Pinky Fang: experiencing both invisible and visible disability
Pinky says: One of the first things people often say to me when I disclose my disability is ‘You don’t look blind!’ I’ve been told I should take it as a compliment, but I don’t.
I wasn’t born blind, but my eye condition has been worsening my entire life. Up until around age 26, I got these comments a lot. I had no visual signifiers that there was anything going on with my eyes. That is until I would walk into or trip over something other people would spot a mile off.
People would still just assume I was drunk or very clumsy.
Once I got a cane things changed. I became a visibly disabled person. The relief was palpable. When people couldn’t see my disability, I felt like I shouldered a lot of guilt and embarrassment for getting in peoples way, walking slowly, bumping into shoppers in a crowded mall. With my cane I could finally say, Hey look I can’t see you so it’s on you to get out my way, sorry about it!
After a few years I got my Guide Dog, who is a huge improvement on the cane in a lot of ways.
But now I would get asked constantly if I was training my Guide Dog for a blind person. When I would say no, she’s for me - they’d reply with ‘Oh but you don’t look blind!’ Aaand there it was again.

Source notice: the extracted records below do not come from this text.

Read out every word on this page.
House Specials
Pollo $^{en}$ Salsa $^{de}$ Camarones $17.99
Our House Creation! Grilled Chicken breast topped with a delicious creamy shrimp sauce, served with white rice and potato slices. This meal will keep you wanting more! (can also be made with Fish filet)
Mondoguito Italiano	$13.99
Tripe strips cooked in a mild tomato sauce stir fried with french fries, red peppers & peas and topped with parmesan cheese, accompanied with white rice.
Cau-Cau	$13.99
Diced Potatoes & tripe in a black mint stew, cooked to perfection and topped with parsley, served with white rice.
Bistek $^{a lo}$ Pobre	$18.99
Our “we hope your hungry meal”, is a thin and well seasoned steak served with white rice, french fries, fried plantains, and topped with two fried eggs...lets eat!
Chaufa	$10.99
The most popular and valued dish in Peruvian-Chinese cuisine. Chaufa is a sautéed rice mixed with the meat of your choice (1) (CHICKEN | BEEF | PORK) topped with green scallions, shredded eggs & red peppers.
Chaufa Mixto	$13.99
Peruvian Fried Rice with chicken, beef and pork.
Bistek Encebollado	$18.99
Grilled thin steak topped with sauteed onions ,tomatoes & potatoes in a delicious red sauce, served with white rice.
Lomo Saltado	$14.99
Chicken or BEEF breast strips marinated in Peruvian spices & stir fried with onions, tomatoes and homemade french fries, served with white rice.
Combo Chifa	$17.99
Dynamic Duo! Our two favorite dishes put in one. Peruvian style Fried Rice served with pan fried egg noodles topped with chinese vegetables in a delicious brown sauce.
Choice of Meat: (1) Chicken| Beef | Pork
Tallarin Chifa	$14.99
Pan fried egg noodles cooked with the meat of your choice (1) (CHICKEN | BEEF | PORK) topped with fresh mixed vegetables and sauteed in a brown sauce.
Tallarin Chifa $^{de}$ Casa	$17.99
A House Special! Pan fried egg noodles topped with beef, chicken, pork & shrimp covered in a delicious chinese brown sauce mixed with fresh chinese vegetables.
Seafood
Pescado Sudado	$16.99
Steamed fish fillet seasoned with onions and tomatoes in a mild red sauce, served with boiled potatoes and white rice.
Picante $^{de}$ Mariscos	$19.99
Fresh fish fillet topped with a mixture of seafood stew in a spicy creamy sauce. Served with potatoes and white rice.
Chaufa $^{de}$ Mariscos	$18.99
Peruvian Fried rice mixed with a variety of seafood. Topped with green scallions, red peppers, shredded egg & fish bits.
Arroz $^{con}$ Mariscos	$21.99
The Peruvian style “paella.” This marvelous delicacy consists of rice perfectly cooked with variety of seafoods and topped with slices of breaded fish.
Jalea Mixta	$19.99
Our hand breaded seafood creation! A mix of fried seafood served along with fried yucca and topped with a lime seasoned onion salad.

I think part of the reason why people think this way about me is because I appear to be doing so much that they don’t think I should be able to do. I am a freelance artist, I hang out with my friends in bars, I DJ, I put on makeup and dress up, I go to movies & live gigs. These things are not always easy to do, but I do them because I enjoy them, and why shouldn’t I?
Another large part of this is the unforgiving nature of the word ‘blind’. A lot of people don’t realise that blind doesn’t always mean you have absolutely no sight at all, in fact the vast majority of people registered with the Blind Foundation do have some useful vision. A fact reflected in the organisation’s recent decision to change their name to Blind Low Vision NZ.
I now tell people I have ‘low vision’ or am ‘visually impaired’ which usually helps people understand why I can still see some things and can’t see others. But still, without either my cane or my guide dog - my disability remains invisible.
There are many issues that you have to contend with when you have an invisible disability, not least the lack of understanding that comes from the general public. So that’s why when people proclaim that I don’t look blind, I don’t take it as a compliment.
Being blind, or disabled in any way, is not something to be ashamed of. These kind of attitudes meant I hid my challenges for a long time, feeling like appearing able bodied was a charade I needed to keep up in order to be respected.
Thankfully I feel those views in society shifting, and I look forward to a future where people with all disabilities are respected, whether their challenges are visible or not.